Check also John 6:28-29.

False teachers always want to squeeze works in somewhere, either before salvation, or after salvation. Catholicism does that, as does much of protestantism. Some evangelicals do it too. Those are false conversions, and since there is no real power in their conversion, they then do the things that you are referring to.

Please also don't forget, that all Christians still struggle against sin. You won't find much of an audience if you're assuming some level of "sinlessness" for salvation, a level that you can't define and the Bible never defines either.

Bible Believer said...

I don't believe works save at all. Read some of my Catholic posts I left that behind. Whatever good works one has are a fruit of salvation. But that doesnt mean I follow the people who believe the only real Christians are ones who are "sinless". The problem here is look at the evangelical church, and the level of false conversions, that are not based in true biblical Holy Spirit inspired conversion, full repentenance and all.

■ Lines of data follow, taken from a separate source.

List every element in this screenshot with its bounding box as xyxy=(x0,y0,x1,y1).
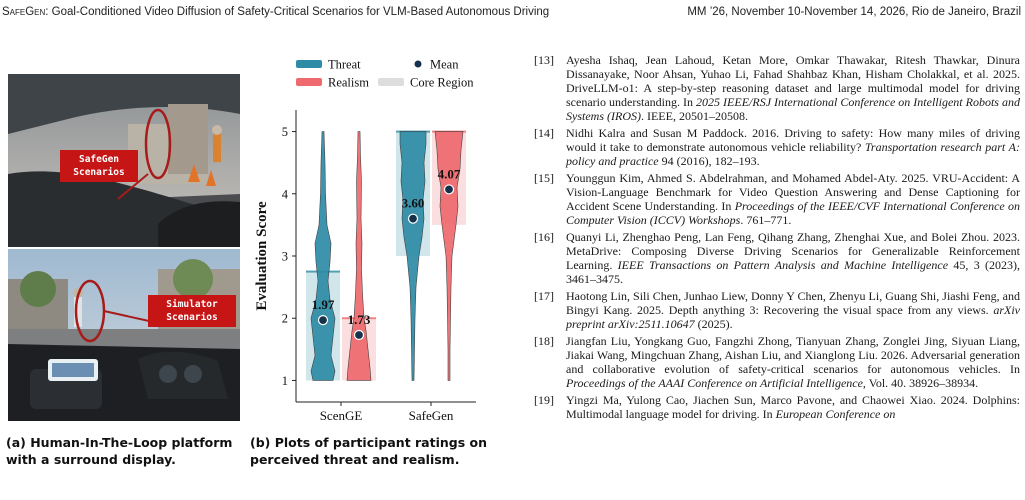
y-tick-label: 1 xyxy=(282,374,288,388)
legend-swatch xyxy=(296,60,322,68)
x-tick-label: ScenGE xyxy=(320,408,363,422)
reference-tail: 45, 3 (2023), 3461–3475. xyxy=(566,258,1021,286)
paper-title: SafeGen: Goal-Conditioned Video Diffusio… xyxy=(2,6,550,18)
reference-number: [18] xyxy=(534,334,554,348)
y-tick-label: 2 xyxy=(282,312,288,326)
legend-label: Threat xyxy=(328,58,361,72)
reference-venue: 2025 IEEE/RSJ International Conference o… xyxy=(566,95,1020,123)
reference-body: Yingzi Ma, Yulong Cao, Jiachen Sun, Marc… xyxy=(566,393,1020,421)
conference-venue: MM ’26, November 10-November 14, 2026, R… xyxy=(687,6,1021,18)
simulator-scenario-photo: Simulator Scenarios xyxy=(8,249,240,421)
reference-text: Jiangfan Liu, Yongkang Guo, Fangzhi Zhon… xyxy=(566,334,1020,376)
reference-tail: (2025). xyxy=(694,317,733,331)
legend-label: Core Region xyxy=(410,76,474,90)
reference-item: [17] Haotong Lin, Sili Chen, Junhao Liew,… xyxy=(530,289,1020,331)
reference-text: Ayesha Ishaq, Jean Lahoud, Ketan More, O… xyxy=(566,53,1020,109)
reference-body: Quanyi Li, Zhenghao Peng, Lan Feng, Qiha… xyxy=(566,230,1020,286)
reference-number: [16] xyxy=(534,230,554,244)
reference-number: [19] xyxy=(534,393,554,407)
mean-point xyxy=(407,213,419,224)
reference-text: Nidhi Kalra and Susan M Paddock. 2016. D… xyxy=(566,126,1020,154)
violin-chart: Threat Mean Realism Core Region 1 2 3 4 5 Evaluat… xyxy=(248,56,486,423)
reference-body: Jiangfan Liu, Yongkang Guo, Fangzhi Zhon… xyxy=(566,334,1020,390)
reference-tail: . 761–771. xyxy=(740,213,792,227)
reference-item: [14] Nidhi Kalra and Susan M Paddock. 201… xyxy=(530,126,1020,168)
chart-svg: Threat Mean Realism Core Region 1 2 3 4 5 Evaluat… xyxy=(254,58,476,423)
reference-tail: . IEEE, 20501–20508. xyxy=(640,109,748,123)
reference-venue: IEEE Transactions on Pattern Analysis an… xyxy=(617,258,949,272)
reference-venue: arXiv preprint arXiv:2511.10647 xyxy=(566,303,1020,331)
y-tick-label: 5 xyxy=(282,125,288,139)
violin-threat xyxy=(310,131,336,381)
safegen-scenario-photo: SafeGen Scenarios xyxy=(8,74,240,247)
mean-label: 1.73 xyxy=(348,312,371,327)
mean-point xyxy=(317,314,329,326)
reference-tail: , Vol. 40. 38926–38934. xyxy=(862,376,979,390)
figure-a-caption: (a) Human-In-The-Loop platform with a su… xyxy=(6,435,233,467)
reference-number: [15] xyxy=(534,171,554,185)
mean-point xyxy=(353,329,365,341)
reference-body: Younggun Kim, Ahmed S. Abdelrahman, and … xyxy=(566,171,1020,227)
reference-text: Quanyi Li, Zhenghao Peng, Lan Feng, Qiha… xyxy=(566,230,1020,272)
x-tick-label: SafeGen xyxy=(409,408,454,422)
reference-venue: Transportation research part A: policy a… xyxy=(566,140,1020,168)
reference-body: Ayesha Ishaq, Jean Lahoud, Ketan More, O… xyxy=(566,53,1020,123)
y-axis-label: Evaluation Score xyxy=(254,201,270,311)
legend-label: Realism xyxy=(328,76,369,90)
violin-realism xyxy=(346,131,372,381)
reference-item: [15] Younggun Kim, Ahmed S. Abdelrahman, … xyxy=(530,171,1020,227)
reference-text: Yingzi Ma, Yulong Cao, Jiachen Sun, Marc… xyxy=(566,393,1020,421)
reference-venue: Proceedings of the AAAI Conference on Ar… xyxy=(566,376,863,390)
y-tick-label: 4 xyxy=(282,187,289,201)
simulator-scenarios-tag: Simulator Scenarios xyxy=(148,295,236,327)
reference-number: [14] xyxy=(534,126,554,140)
figure-b-caption: (b) Plots of participant ratings on perc… xyxy=(250,435,487,467)
mean-label: 3.60 xyxy=(402,196,425,211)
reference-number: [17] xyxy=(534,289,554,303)
legend-swatch xyxy=(414,60,422,68)
mean-point xyxy=(443,184,455,195)
reference-number: [13] xyxy=(534,53,554,67)
reference-venue: Proceedings of the IEEE/CVF Internationa… xyxy=(566,199,1020,227)
y-tick-label: 3 xyxy=(282,250,288,264)
safegen-scenarios-tag: SafeGen Scenarios xyxy=(60,150,138,182)
reference-item: [13] Ayesha Ishaq, Jean Lahoud, Ketan Mor… xyxy=(530,53,1020,123)
mean-label: 4.07 xyxy=(438,166,461,181)
reference-item: [16] Quanyi Li, Zhenghao Peng, Lan Feng, … xyxy=(530,230,1020,286)
violin-threat xyxy=(399,131,427,381)
reference-text: Haotong Lin, Sili Chen, Junhao Liew, Don… xyxy=(566,289,1020,317)
reference-venue: European Conference on xyxy=(775,407,896,421)
reference-item: [18] Jiangfan Liu, Yongkang Guo, Fangzhi … xyxy=(530,334,1020,390)
reference-body: Nidhi Kalra and Susan M Paddock. 2016. D… xyxy=(566,126,1020,168)
reference-item: [19] Yingzi Ma, Yulong Cao, Jiachen Sun, … xyxy=(530,393,1020,421)
running-header: SafeGen: Goal-Conditioned Video Diffusio… xyxy=(0,0,1025,24)
legend-swatch xyxy=(378,78,404,86)
legend-label: Mean xyxy=(430,58,459,72)
reference-tail: 94 (2016), 182–193. xyxy=(658,154,760,168)
reference-text: Younggun Kim, Ahmed S. Abdelrahman, and … xyxy=(566,171,1020,213)
legend-swatch xyxy=(296,78,322,86)
reference-body: Haotong Lin, Sili Chen, Junhao Liew, Don… xyxy=(566,289,1020,331)
mean-label: 1.97 xyxy=(312,297,335,312)
violin-realism xyxy=(434,131,464,381)
references-list: [13] Ayesha Ishaq, Jean Lahoud, Ketan Mor… xyxy=(530,53,1020,424)
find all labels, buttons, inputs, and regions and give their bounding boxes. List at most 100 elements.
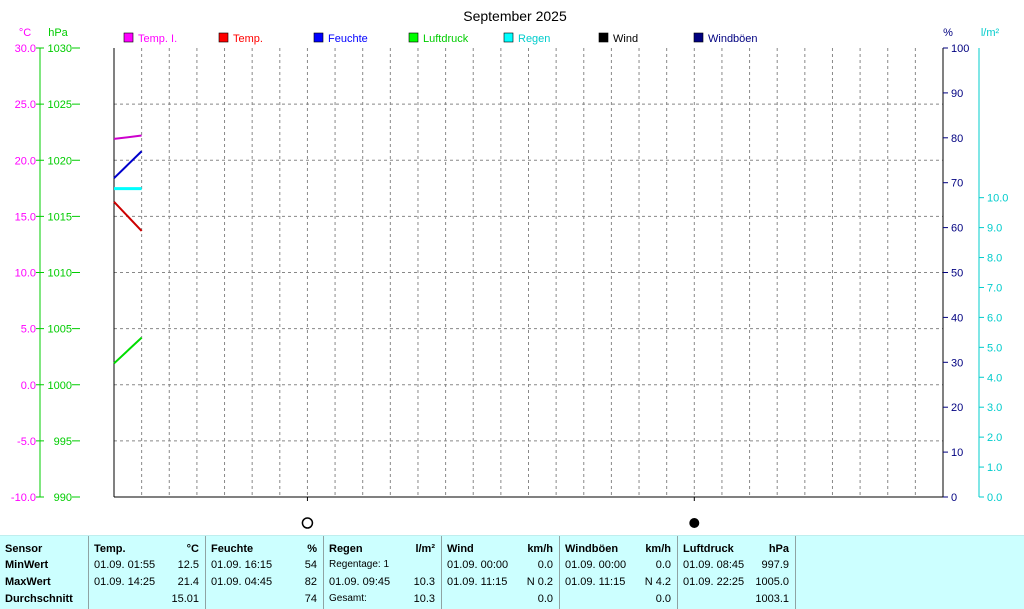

How else can you explain why the evangelical churches have lost the plot? Most have united with Rome. I read today Rick Warren has invited a Catholic apologist Peter Kreeft to one of his seminars. Many evangelicals I run into online, consider the Catholic church, another "Christian" church.

Anonymous said...

Yes, Rick Warren has been off the track for decades. But there's the point. Do you think that "catholic apologist" came to teach faith alone without works? No, he came to teach works. That's why the evangelical church has lost the plot, as you say. They are off the track, due to catholic infiltration, which includes the catholic false doctrine of demanding works for salvation, whether those works be before salvation, or after salvation.

Yes, we ought to have our faith be mature in leading to works. But no, we can't demand those works for salvation. Sanctification is separate from salvation :) That's the point of rewards in heaven, and the strong encouragement to go for them.

But catholicism mixes the two, as if there were no distinction. The evangelical church has lost the plot, because they are becoming catholic, even in soteriology.